Le chef du Parti socialiste français, Olivier Faure, a vivement critiqué, jeudi 13 août, la publication en une de Paris Match d’une photographie d’Emmanuel Macron pratiquant le jet ski lors de ses vacances à Brégançon. Dans son message publié sur le réseau social X, le premier secrétaire juge que le cliché envoie un mauvais signal « pendant la canicule » et alors que des incendies touchent le pays.
Un reproche de posture politique
Le cliché, visiblement autorisé, montre le président de la République de profil, lunettes de soleil, au guidon d’un scooter des mers, accompagné du titre de une « dernier été aux commandes ». Pour Olivier Faure, la photo illustre une déconnexion inappropriée : selon lui, le chef de l'État « s'amuse » au moment où une partie des Français ne peut pas partir en vacances et où la situation climatique est préoccupante.
« Pendant la canicule, quand la France brûle, quand une partie des Français n'a pas pu partir en vacances, le président s'amuse en jet ski à Brégançon. C'est ça le message ? »
La publication de Paris Match s'inscrit dans une tradition : des images autorisées du président en villégiature à Brégançon ont déjà suscité des réactions similaires par le passé, rappelant la sensibilité de l'opinion publique aux gestes et images des responsables politiques en période de crise.
Ce que disent les faits
Les éléments factuels disponibles sont les suivants :
- la photographie paraît en une de Paris Match le jeudi 13 août ;
- le président est représenté sur un scooter des mers, de profil, portant des lunettes de soleil ;
- Olivier Faure a réagi publiquement via le réseau social X, critiquant le choix du média et la posture présidentielle.

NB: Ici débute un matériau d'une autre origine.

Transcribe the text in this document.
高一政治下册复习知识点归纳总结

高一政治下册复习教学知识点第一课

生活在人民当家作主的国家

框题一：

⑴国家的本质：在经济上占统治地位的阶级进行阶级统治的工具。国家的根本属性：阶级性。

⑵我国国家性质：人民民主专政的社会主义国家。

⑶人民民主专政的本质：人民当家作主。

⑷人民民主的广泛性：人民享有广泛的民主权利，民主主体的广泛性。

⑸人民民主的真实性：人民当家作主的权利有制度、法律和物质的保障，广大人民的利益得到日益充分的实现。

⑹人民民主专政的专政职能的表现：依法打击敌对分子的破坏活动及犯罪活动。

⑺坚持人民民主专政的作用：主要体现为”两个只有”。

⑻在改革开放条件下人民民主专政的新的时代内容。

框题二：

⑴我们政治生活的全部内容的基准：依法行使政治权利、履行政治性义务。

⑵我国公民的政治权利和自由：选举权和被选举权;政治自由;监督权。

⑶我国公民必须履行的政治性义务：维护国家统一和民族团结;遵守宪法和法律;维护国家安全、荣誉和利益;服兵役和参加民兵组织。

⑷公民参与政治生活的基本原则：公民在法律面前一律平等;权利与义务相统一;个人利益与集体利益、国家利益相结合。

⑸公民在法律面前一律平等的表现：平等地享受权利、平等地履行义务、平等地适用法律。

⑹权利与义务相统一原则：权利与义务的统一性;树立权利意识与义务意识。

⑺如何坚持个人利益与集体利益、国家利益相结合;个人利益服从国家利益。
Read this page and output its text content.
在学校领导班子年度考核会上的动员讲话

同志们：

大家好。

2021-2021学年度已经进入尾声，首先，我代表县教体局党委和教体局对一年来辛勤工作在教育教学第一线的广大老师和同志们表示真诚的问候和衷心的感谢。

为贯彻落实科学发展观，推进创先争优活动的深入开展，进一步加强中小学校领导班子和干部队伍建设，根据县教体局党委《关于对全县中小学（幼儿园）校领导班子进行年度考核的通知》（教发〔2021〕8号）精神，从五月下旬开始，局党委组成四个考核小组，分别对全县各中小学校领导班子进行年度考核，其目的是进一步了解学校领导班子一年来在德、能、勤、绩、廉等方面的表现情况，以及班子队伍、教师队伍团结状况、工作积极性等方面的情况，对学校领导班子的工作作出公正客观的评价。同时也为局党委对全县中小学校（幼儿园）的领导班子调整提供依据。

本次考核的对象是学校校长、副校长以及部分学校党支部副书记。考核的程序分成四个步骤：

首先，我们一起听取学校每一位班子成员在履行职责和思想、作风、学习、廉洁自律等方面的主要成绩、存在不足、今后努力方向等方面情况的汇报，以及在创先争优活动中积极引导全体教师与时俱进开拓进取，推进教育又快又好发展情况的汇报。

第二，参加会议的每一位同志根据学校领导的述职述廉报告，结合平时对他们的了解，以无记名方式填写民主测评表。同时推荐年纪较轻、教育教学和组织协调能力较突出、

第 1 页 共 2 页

| Acteur | Élément | Support |
|---|---|---|
| Emmanuel Macron | Photographié en jet ski à Brégançon | Paris Match (une) |
| Olivier Faure | Critique publiée sur X | Message public |
Contexte et enjeux
Cette polémique s'inscrit dans un registre bien connu du débat public français : la mise en image des présidents en vacances a régulièrement fait l'objet de critiques, surtout lorsque le pays traverse des difficultés sociales ou environnementales. Les adversaires de Macron de la gauche dénoncent une image de loisir et d'insouciance susceptible d'alimenter un sentiment d'éloignement entre le chef de l'État et une partie de la population.
La séquence arrive aussi dans un contexte plus large : canicules et incendies mobilisent les services d'urgence et suscitent attention et inquiétude chez les citoyens. La communication présidentielle et la gestion symbolique de la présidence — ce que l'on montre et quand on le montre — deviennent dès lors des éléments politiques à part entière, capables de nourrir la critique ou de renforcer le soutien.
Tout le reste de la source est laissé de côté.